La tolerancia, según Voltaire

El 10 de marzo de 1762 ejecutaron en la ciudad francesa de Toulouse a Jean Calas. Era un honrado comerciante de más de sesenta años, un hombre acomodado que había sacado adelante una familia de seis hijos. Había sido acusado de asesinar a uno de ellos porque el joven, según decían, quería convertirse al catolicismo y Jean Calas no estaba dispuesto a aceptarlo. Calas era un hugonote, un protestante de los que se habían quedado en su país después de que Luis XIV revocara el Edicto de Nantes, por el que Enrique IV había instaurado la tolerancia después de las guerras de religión. Como se pudo comprobar de inmediato, la sentencia que condenó a Calas no se tenía en pie. Algunos hugonotes, a los que se toleraba con tal de que fueran invisibles y se adaptaran a la religión oficial, acudieron a los escritores de la época en busca de justicia. Voltaire, tras una encuesta cuidadosa, se decidió a tomar partido. Así es como redactó el Tratado sobre la tolerancia que ahora triunfa en Francia, con la resaca de otros hechos atroces como han sido las recientes matanzas de París.

 

Voltaire tenía modelos en los que inspirarse: la Carta sobre la tolerancia (1689) de John Locke, que hizo posible la libertad de religión en Inglaterra después de muchos años de persecuciones y brutalidades. También estaba el Comentario evangélico de Pierre Bayle (de 1686) en el que el entonces famoso filósofo planteaba la necesidad de tolerar la fe, la fe pura, con independencia de la religión en la que se plasmara. Muy anterior era el Acta de Tolerancia de Maryland, la primera colonia norteamericana –católica, por cierto- que instauró la libertad religiosa, en 1649.

Voltaire no quería escribir un tratado ni proponer cambios legislativos. Lo que quería era denunciar ante la opinión ilustrada europea un caso de fanatismo. Y ganó, aunque no fuera de inmediato.
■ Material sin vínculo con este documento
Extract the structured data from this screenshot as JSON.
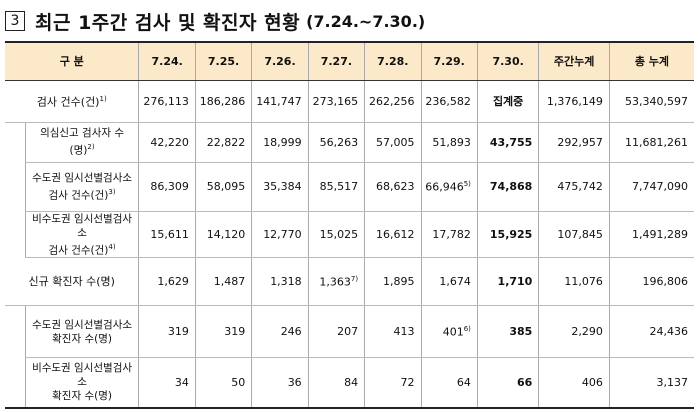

A los pocos años, la Monarquía francesa reinstauró la tolerancia, que quedó sellada con la primera parte, la liberal, de la Revolución Francesa. El objetivo lo consiguió mediante una breve historia de la tolerancia (o de la intolerancia), que arranca de la Reforma protestante para remontarse a los griegos y a los romanos y volver luego a la actualidad, en capítulos muy cortos y de gran libertad. Es de los contados ensayos de Voltaire que se puede seguir leyendo, aunque con cierto esfuerzo.
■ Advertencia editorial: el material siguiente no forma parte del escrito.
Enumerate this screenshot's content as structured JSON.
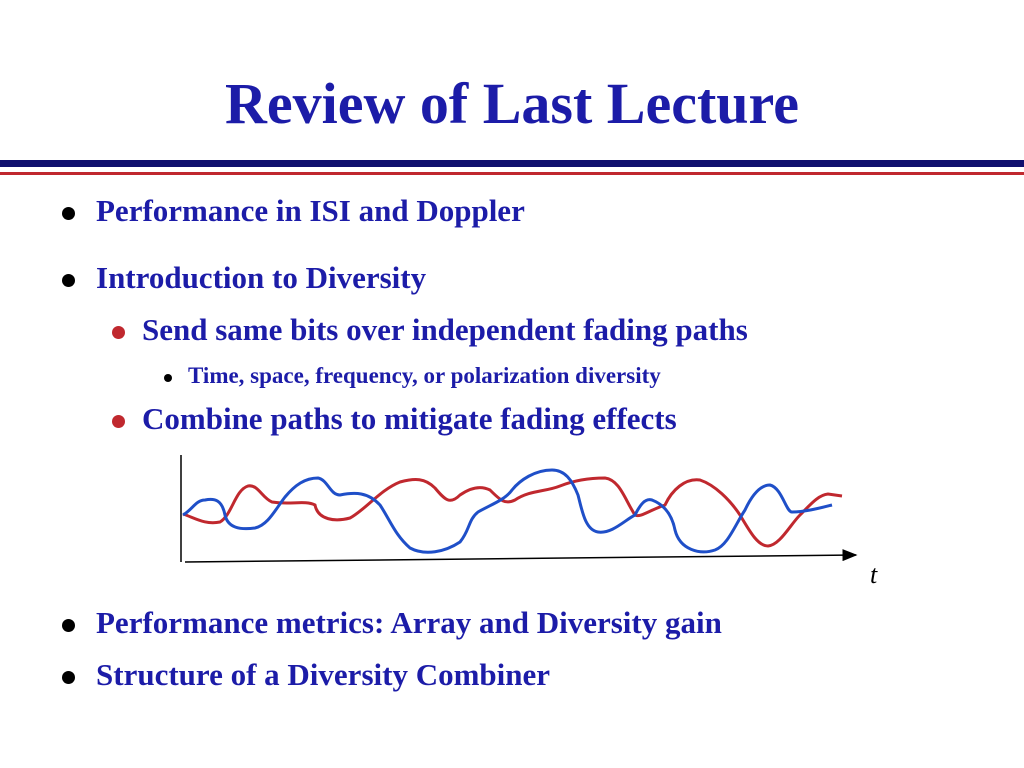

Un aspecto llamativo es la incomprensión del gran patriarca de las Luces ante los mártires cristianos. Voltaire no entiende que la cuestión no era religiosa, sino política, y que los cristianos eran ejecutados no por sus creencias, que a la administración romana le importaban bien poco, sino por negarse a adorar al Estado romano y a seguir confundiendo la política con la religión. Voltaire, que sentía una profunda animadversión por el cristianismo, esboza aquí el nudo de muchos de los problemas que la religión civil republicana, a la francesa, iba a plantear no mucho después.

También suele sorprender la “Oración a Dios”, el texto con el que termina –prácticamente- la obra. El tono es de una sinceridad inequívoca, y más emocionado de lo que la ironía volteriana dejaría suponer. Voltaire, efectivamente, no concibe un mundo sin Dios, aunque no sea el Dios de los cristianos. Allá donde esté desde su fallecimiento, contemplará con disgusto que sus restos hayan acabado en el Panteón de París, ese grandilocuente y gélido templo consagrado a la religión –o idolatría- civil republicana. En la sexta de las Cartas filosóficas, Voltaire hizo de la bolsa de Londres el mejor ejemplo de libertad y tolerancia.

16-01-15

Ilustración: sepulcro de Voltaire en el Panteón, París.